One of the most compelling of the recent studies comes from the world of venture capital where the goal, as the study authors point out, “is to choose and groom the companies that will yield the best possible outcomes.”
They found, “Venture capitalists are far more likely to partner with people if they share their gender or race. They’re also significantly more likely to collaborate with people if they share their educational background or a previous employer.”
But the result is that the more similar the VC and the portfolio company’s leadership, the less successful the outcome.
“Thriving in a highly uncertain competitive environment requires creative thinking in those areas, and the diverse collaborators were better equipped to deliver it,” the authors explain in their Harvard Business Review article.
Encouraged by the business case and spurred by sociocultural dynamics, companies of every size and in every industry are scrambling to diversify their workforce. As they do, they’re coming up against the same kind of discrimination that bedeviled the VCs. Like the VC investors, recruiters and hiring managers have a natural tendency to favor individuals of similar backgrounds and similar ethnicity and gender, creating an unintentional hurdle to diversity.
This kind of bias can be more insidious than outright discrimination because we are unaware of it. For that reason it is called implicit or unconscious bias.
Decades ago, the major orchestras of the world begin auditioning musicians behind screens to eliminate the bias of selection committees toward those they knew. Several went so far as to require candidates to wear certain type of footwear to eliminate the telltale sound of women’s heels.
Recognizing the potential for unconscious bias in candidate selection, our clients asked us about removing the photos some candidates included on their resume. Although not a common practice, especially in North America, enough resumes had pictures that companies worried they could influence candidate selection.
We all know a photo attracts our attention more than text, making it more likely for a first impression to be made on appearance rather than on the substance of the resume – experience, skills, background and the like.

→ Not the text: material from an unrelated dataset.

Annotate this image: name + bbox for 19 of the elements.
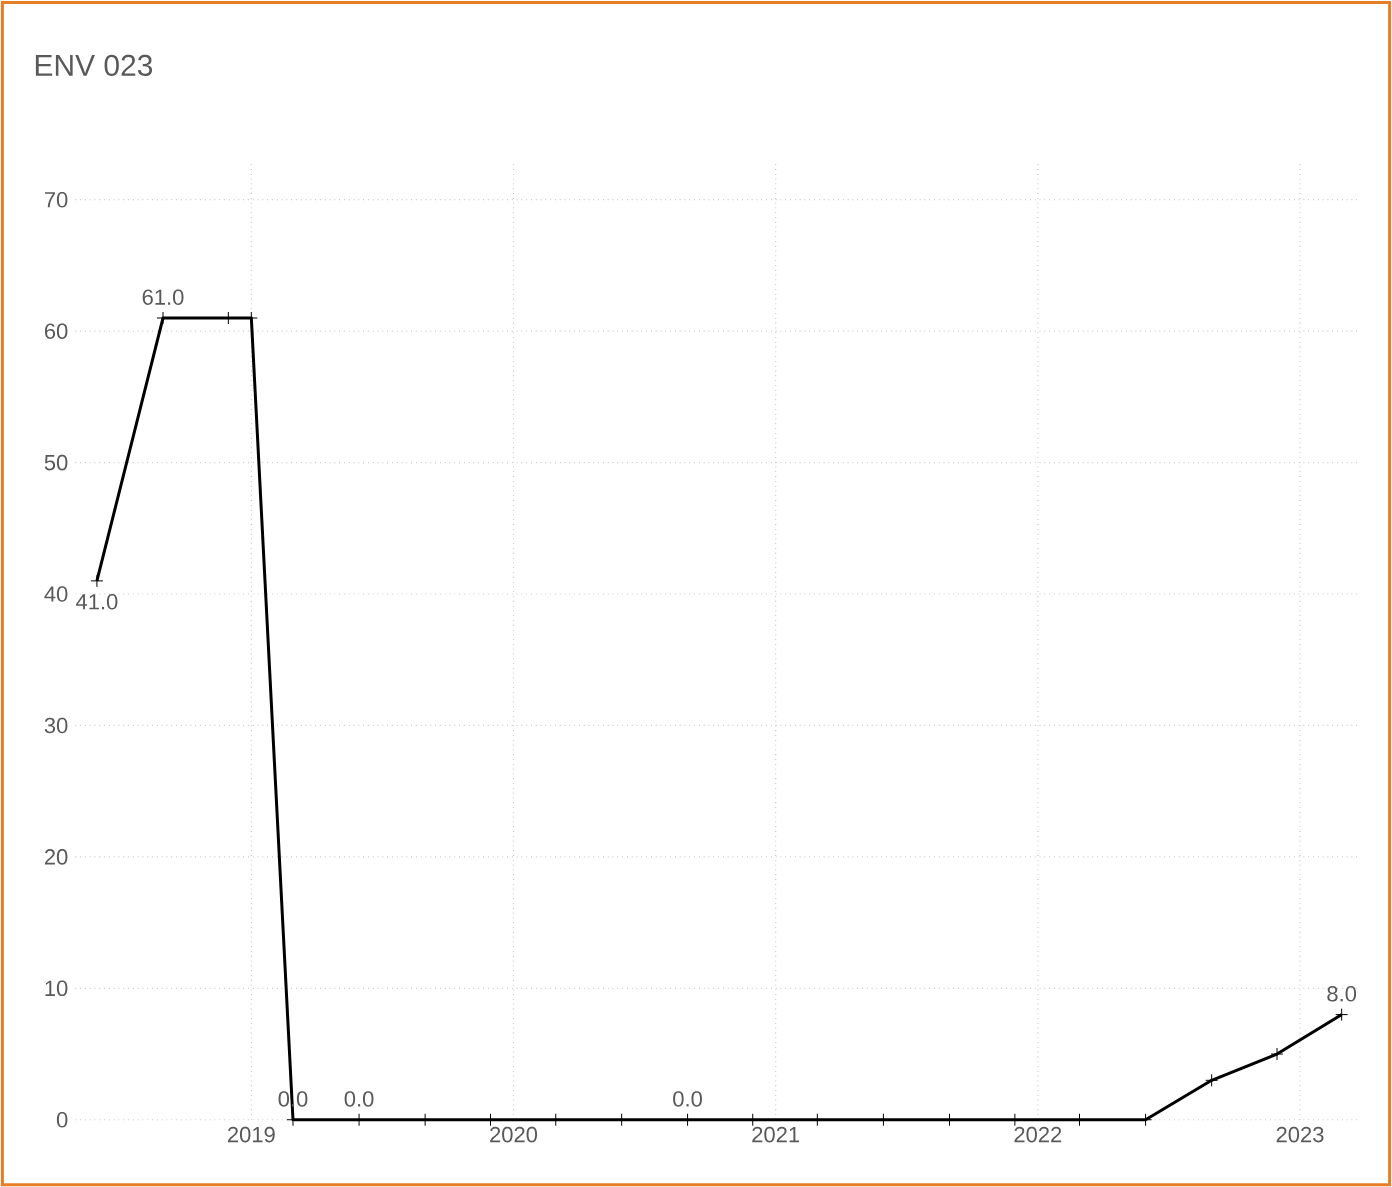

So in a recent product update, we introduced a feature eliminating photos. This “blinding” is an important and powerful step to helping our partners improve the diversity of their recruiting process.
We are also working on other ways to anonymize a resume to eliminate telltale “footprints.”
More than a few studies have shown that resumes with Black sounding names are more likely to be passed over by recruiters. In one study, candidates with white sounding names were 50% more likely to receive an interview call than were identical resumes with Black sounding names.
When a similar study was done in 2013, recently graduated students with white sounding names had a 14% advantage in being called for an interview. For jobs that involved interacting with customers, the white resumes had a 28% advantage.
In a real world example, when the Space Telescope Science Institute fully anonymized the process for deciding who gets time on the Hubble telescope, women scientists came out ahead of their male counterparts for the first time in 18 years.
Visage is committed to creating a bias-free sourcing process. Removing photos is one step. As we explore others, we are also mindful of the importance of a diversified workforce. We know our partners – you – want to hire the best, most talented people and it doesn’t matter their race, color, religion, gender, sexual orientation or national origin.
Our sourcers know this and know their candidate search must be broad, diverse and inclusive. Diversity is itself an advantage.